Exodus 29 – HTB & OL

Het Boek

Exodus 29:1-46

Tot priester gewijd

1‘Dit is het ceremonieel dat u moet volgen bij de priesterwijding van Aäron en zijn zonen: neem één jonge stier, twee gave rammen, 2ongezuurd brood en ongezuurde koeken die met olie zijn aangemaakt en ongezuurde, dunne koeken, met olie bestreken, allemaal van fijn tarwemeel gemaakt. 3-4 Leg deze in een mand en breng ze naar de ingang van de tabernakel, samen met de stier en de twee rammen.

Daar bij de ingang zullen Aäron en zijn zonen zich wassen. 5Daarna moet u Aäron kleden met zijn onderkleed, de mantel die onder het priesterkleed wordt gedragen, het priesterkleed zelf en de borsttas. Maak de riem van het priesterkleed vast, 6zet hem de tulband op en bevestig de gouden rozet eraan. 7Dan moet u hem zalfolie over het hoofd gieten. 8Daarna moet u Aärons zonen kleden met de ondermantels, 9geweven riemen en hoofddoeken. Zij zullen voor altijd priesters zijn. Op die manier moeten Aäron en zijn zonen tot priester worden gewijd.

10Breng dan de jonge stier naar de tabernakel en laten Aäron en zijn zonen hun handen op zijn kop leggen. 11Slacht de stier voor het oog van de Here bij de ingang van de tabernakel. 12Strijk het bloed met de vinger aan de horens van het altaar en giet de rest uit aan de voet van het altaar. 13Neem dan het vet dat de ingewanden bedekt, het aanhangsel van de lever en de beide nieren en het vet dat daaraan zit en verbrand het op het altaar. 14Vlees, huid en de inhoud van de ingewanden van de stier moeten echter buiten het kamp worden verbrand als een offer voor de zonden.

15-16 Neem dan een van de twee rammen en laat Aäron en zijn zonen hun handen op zijn kop leggen. Slacht de ram en sprenkel zijn bloed rond het altaar. 17Snijd hem in stukken en was daarna de ingewanden en de poten. 18Leg die bij de kop en de andere stukken en verbrand ze samen op het altaar, het is een brandoffer voor de Here, een aangenaam offer in zijn ogen.

19-20 Neem dan de tweede ram en laat Aäron en zijn zonen hun handen op zijn kop leggen.

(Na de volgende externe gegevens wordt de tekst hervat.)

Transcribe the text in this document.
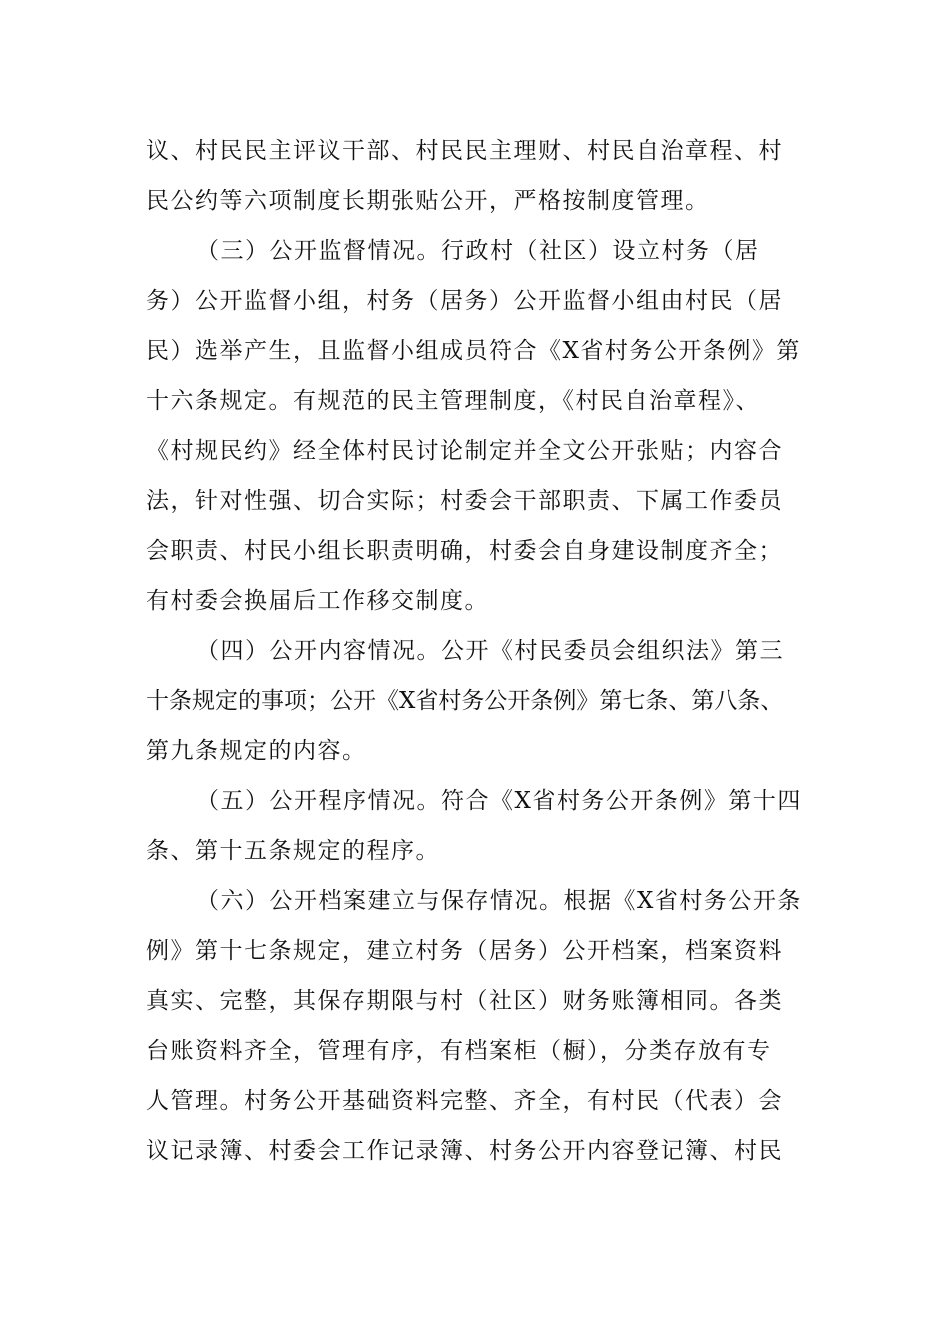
议、村民民主评议干部、村民民主理财、村民自治章程、村
民公约等六项制度长期张贴公开，严格按制度管理。
（三）公开监督情况。行政村（社区）设立村务（居
务）公开监督小组，村务（居务）公开监督小组由村民（居
民）选举产生，且监督小组成员符合《X省村务公开条例》第
十六条规定。有规范的民主管理制度，《村民自治章程》、
《村规民约》经全体村民讨论制定并全文公开张贴；内容合
法，针对性强、切合实际；村委会干部职责、下属工作委员
会职责、村民小组长职责明确，村委会自身建设制度齐全；
有村委会换届后工作移交制度。
（四）公开内容情况。公开《村民委员会组织法》第三
十条规定的事项；公开《X省村务公开条例》第七条、第八条、
第九条规定的内容。
（五）公开程序情况。符合《X省村务公开条例》第十四
条、第十五条规定的程序。
（六）公开档案建立与保存情况。根据《X省村务公开条
例》第十七条规定，建立村务（居务）公开档案，档案资料
真实、完整，其保存期限与村（社区）财务账簿相同。各类
台账资料齐全，管理有序，有档案柜（橱），分类存放有专
人管理。村务公开基础资料完整、齐全，有村民（代表）会
议记录簿、村委会工作记录簿、村务公开内容登记簿、村民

Slacht het dier en verzamel zijn bloed. Strijk het bloed aan de rechter oorlel, de rechterduim en de rechter grote teen van Aäron en zijn zonen. De rest van het bloed moet over het altaar worden gesprenkeld. 21Haal daarna wat bloed van het altaar en vermeng het met zalfolie. Sprenkel dat mengsel over Aäron en zijn zonen en over hun kleren. Zo zal hun kleding worden geheiligd voor de Here.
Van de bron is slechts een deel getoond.